For decades, Sam Walton's highly successful brainchild Wal-Mart has improved countless lives by offering a wide variety of goods at affordable prices. As the company's success grew, so did the propaganda against the company: they forced mom and pop shops out of business, they sold too many goods from overseas, they hire non-union employees, they offer limited employment benefits. But why hate a company that offers goods at prices that can't be met elsewhere? Doesn't saving money help the consumer? If it's so bad to work there, why do people apply and continue to work there?
Wal-Mart has always catered to folks with lower incomes, as seen in the "Always Low Prices. Always" slogan they used for years. Now, the slogan is "Save Money. Live Better," which along with its abandonment of its layaway program, seems to indicate a shift in marketing tactics. Ryan McMaken explores why people hate Wal-Mart, and notes that the shift in marketing could be motivated by political pressure in this interesting article:
It doesn't take a degree in marketing to see that Wal-Mart has an image problem among the chattering classes.
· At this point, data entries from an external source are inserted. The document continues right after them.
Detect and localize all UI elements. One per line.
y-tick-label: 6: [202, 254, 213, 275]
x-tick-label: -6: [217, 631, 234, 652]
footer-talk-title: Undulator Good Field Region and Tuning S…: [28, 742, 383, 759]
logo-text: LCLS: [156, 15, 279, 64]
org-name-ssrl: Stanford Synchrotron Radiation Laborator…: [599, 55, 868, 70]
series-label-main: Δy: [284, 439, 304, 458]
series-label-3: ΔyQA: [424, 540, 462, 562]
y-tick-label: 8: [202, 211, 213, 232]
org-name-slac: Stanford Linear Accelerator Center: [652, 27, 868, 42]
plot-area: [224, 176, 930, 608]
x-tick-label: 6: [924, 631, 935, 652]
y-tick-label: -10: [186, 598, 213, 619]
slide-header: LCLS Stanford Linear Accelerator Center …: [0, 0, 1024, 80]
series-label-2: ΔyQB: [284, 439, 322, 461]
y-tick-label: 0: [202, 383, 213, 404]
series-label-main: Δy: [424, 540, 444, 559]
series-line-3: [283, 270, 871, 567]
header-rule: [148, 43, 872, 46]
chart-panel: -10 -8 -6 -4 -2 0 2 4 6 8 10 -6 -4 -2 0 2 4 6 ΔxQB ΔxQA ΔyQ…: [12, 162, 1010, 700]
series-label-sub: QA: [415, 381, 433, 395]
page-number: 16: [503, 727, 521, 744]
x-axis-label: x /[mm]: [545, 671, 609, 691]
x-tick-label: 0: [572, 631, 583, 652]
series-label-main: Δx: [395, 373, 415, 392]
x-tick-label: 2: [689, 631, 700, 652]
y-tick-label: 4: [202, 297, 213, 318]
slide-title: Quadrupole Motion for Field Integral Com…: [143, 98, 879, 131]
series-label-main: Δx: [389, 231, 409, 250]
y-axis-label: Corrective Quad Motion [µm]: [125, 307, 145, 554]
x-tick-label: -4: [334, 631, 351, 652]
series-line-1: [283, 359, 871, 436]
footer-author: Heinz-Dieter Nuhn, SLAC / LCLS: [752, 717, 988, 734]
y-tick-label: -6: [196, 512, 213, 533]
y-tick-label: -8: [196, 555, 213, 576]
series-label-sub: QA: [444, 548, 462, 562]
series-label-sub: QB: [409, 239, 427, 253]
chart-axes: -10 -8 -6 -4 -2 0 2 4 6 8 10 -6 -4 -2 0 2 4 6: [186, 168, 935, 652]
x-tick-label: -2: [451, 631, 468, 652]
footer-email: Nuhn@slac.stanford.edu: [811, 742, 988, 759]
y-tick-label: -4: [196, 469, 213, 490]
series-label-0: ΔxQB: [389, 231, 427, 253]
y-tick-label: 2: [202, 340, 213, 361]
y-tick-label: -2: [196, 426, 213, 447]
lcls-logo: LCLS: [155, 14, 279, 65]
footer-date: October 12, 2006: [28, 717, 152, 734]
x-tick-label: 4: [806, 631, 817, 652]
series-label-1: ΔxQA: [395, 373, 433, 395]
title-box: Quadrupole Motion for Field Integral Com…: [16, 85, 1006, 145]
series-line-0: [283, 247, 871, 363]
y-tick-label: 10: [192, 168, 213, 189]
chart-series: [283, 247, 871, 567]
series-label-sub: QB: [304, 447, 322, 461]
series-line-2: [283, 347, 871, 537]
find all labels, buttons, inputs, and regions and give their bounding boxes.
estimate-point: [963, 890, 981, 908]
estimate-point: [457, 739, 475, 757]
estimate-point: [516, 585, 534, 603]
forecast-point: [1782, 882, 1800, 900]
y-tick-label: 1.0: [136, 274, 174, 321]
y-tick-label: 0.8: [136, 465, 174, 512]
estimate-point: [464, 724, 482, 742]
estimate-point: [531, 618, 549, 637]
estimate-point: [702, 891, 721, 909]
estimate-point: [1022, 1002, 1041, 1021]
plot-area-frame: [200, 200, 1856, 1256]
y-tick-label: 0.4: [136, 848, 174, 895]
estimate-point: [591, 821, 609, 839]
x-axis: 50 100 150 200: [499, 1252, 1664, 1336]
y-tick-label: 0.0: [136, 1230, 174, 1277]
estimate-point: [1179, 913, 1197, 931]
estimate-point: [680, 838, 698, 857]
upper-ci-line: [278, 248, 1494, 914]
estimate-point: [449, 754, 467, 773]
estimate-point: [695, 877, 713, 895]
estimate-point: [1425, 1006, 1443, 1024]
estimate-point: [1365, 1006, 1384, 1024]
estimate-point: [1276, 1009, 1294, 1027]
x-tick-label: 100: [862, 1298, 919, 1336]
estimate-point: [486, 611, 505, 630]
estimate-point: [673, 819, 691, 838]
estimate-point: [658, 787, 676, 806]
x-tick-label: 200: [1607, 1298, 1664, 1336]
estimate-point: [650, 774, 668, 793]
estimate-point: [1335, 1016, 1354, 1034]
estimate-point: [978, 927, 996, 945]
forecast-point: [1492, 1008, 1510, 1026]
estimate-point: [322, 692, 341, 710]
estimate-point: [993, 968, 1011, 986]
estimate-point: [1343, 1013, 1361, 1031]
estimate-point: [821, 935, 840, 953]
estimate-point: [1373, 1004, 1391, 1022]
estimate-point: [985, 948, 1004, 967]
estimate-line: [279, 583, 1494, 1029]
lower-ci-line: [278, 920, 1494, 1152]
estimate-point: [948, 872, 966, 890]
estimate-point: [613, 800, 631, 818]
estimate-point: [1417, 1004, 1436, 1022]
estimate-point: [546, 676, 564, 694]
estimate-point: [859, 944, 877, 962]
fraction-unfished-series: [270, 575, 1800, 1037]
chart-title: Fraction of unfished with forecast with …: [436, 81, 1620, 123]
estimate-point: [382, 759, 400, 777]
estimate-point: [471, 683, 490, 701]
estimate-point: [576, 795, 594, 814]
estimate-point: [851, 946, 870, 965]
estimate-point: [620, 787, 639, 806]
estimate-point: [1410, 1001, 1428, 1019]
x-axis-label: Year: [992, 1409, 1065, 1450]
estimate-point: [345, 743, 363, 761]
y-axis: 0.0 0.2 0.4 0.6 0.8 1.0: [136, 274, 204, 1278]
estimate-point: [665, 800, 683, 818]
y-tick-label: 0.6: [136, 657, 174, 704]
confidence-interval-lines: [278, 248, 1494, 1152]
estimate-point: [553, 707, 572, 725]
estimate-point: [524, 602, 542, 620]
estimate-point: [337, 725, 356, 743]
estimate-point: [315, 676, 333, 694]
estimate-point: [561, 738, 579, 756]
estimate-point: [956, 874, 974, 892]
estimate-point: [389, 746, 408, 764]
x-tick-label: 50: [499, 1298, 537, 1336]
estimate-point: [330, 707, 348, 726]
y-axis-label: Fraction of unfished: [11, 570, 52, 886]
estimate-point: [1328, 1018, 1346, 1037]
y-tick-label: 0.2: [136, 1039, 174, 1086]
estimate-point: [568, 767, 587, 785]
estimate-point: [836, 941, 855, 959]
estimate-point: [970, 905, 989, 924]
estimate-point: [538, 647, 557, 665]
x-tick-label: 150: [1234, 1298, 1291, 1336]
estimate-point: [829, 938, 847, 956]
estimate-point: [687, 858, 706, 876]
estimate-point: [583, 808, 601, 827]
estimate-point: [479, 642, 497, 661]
Few corporations in recent decades have been subjected to more relentless criticism, disdain, and fevered condemnation than what is regularly heaped upon the Arkansas-based retail giant.
Wal-Mart has become the poster boy for everything that its opponents love to hate about the modern economy. From its use of nonunion labor to its "low" wages, to its marketing of inexpensive foreign goods, Wal-Mart is uniquely singled out as the most monstrous example of everything that is thought to be wrong with American society today.